Bank Provides Green Loans for China

MANILA, Phillippines — Some may have the opinion that People’s Republic of China is that it is practically the antithesis of green or clean. Events like the Beijing Olympics have given many citizens an impression of the Chinese people that often fails to recognize their internal yearning for the same clean air and blue skies we can’t imagine living without. In reality, Chinese citizens are practically screaming for fresh air and green energy innovations. In a country with a large amount of technical prowess, the people are ready for the future of energy.

Though we view demonstrations by groups like the Tea Party or Occupy as very powerful in our culture, Americans often do not get a true impression of how insignificant these movements are on a relative scale. Elizabeth Economy, director of Asia studies at the Council on Foreign Relations, a think tank including foreign policy experts like NBC’s Brian Williams and CNN’s Fareed Zakaria, has estimated that there are nearly 100,000 political demonstrations per year in China. Many of these protests are about regional and national politics, but some are also about the environment and energy policy, cropping up when new dams or coal plants are built.

Though it may seem like China isn’t adjusting to the green economy, it is actually getting very involved in mass-producing green tech, like solar cells. The reason it may sometimes seems like nothing changes in China is because the country is so big and your average American has so little knowledge of it, due to a combination of the country keeping information in and the American media focusing on other topics so we don’t change the channel.

Despite all of this, change is coming to China, albeit slowly. A small example of this can be found in a series of loans recently given to the quickly developing nation by the Asian Development Bank (ADB). The bank approved $600 million in loans for green projects and wildland preservation in some of the country’s quickly expanding “smaller cities.” The ADB, based in the Philippines, models itself after the World Bank with the United States and Japan holding the most shares, giving them the most influence with China and India coming in next, with only half the shares of the two leaders.

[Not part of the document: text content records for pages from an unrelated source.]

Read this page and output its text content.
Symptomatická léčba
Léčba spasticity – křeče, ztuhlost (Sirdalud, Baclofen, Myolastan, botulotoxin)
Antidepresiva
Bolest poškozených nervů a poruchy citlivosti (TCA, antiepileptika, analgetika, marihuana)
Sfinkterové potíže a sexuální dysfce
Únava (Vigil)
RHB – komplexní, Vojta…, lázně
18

The largest lump of funding, at $200 million, will be dedicated to the development of cogeneration plants, which convert agricultural waste and other plant-based materials into relatively clean energy. In America, these plants are known for using fuel from switch grass and byproducts of the timber industry. The project will provide power for millions of people in Anhui, Jiangsu and Shandong provinces, and a few others in the southern region, cutting greenhouse gas emissions by 638,000 tons per yer.

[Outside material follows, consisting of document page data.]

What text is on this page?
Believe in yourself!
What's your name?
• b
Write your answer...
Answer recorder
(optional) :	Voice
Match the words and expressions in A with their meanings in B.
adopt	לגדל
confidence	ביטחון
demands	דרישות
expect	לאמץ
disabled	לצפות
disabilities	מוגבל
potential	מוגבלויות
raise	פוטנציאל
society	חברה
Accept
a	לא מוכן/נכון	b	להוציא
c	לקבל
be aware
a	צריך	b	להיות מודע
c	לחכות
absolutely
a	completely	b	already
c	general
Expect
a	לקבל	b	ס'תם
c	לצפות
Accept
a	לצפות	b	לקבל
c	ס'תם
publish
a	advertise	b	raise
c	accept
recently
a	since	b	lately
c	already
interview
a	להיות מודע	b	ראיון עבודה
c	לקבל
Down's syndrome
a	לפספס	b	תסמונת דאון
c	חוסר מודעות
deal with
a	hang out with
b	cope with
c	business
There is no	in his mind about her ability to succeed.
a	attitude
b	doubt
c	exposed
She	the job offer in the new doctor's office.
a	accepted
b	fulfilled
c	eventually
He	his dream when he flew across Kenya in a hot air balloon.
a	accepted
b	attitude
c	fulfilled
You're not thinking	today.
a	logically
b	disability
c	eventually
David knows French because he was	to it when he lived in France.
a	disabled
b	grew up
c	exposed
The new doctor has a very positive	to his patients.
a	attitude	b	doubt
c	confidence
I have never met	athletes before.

A $150-million loan will fund new district heating systems in the northeastern province of Heilongjiang, where temperatures get dangerously cold in the winter. The work will allow 270,000 households to give up their coal stoves, lowing the incidence of respiratory disease, especially among vulnerable populations like children and pregnant women.

The western province of Gansu will receive $100 million in infrastructure improvements that will encourage citizens to walk or ride bikes, by enhancing road safety. That work will also involve restoring a small wetlands, which will be marketed as a tourist attraction.

The final $150 million will fund a wastewater treatment plant, an upgrade to heating services, and expanded green public spaces in Liaoning Province, where several towns are expanding into cities at a faster rate than their infrastructure can safely support.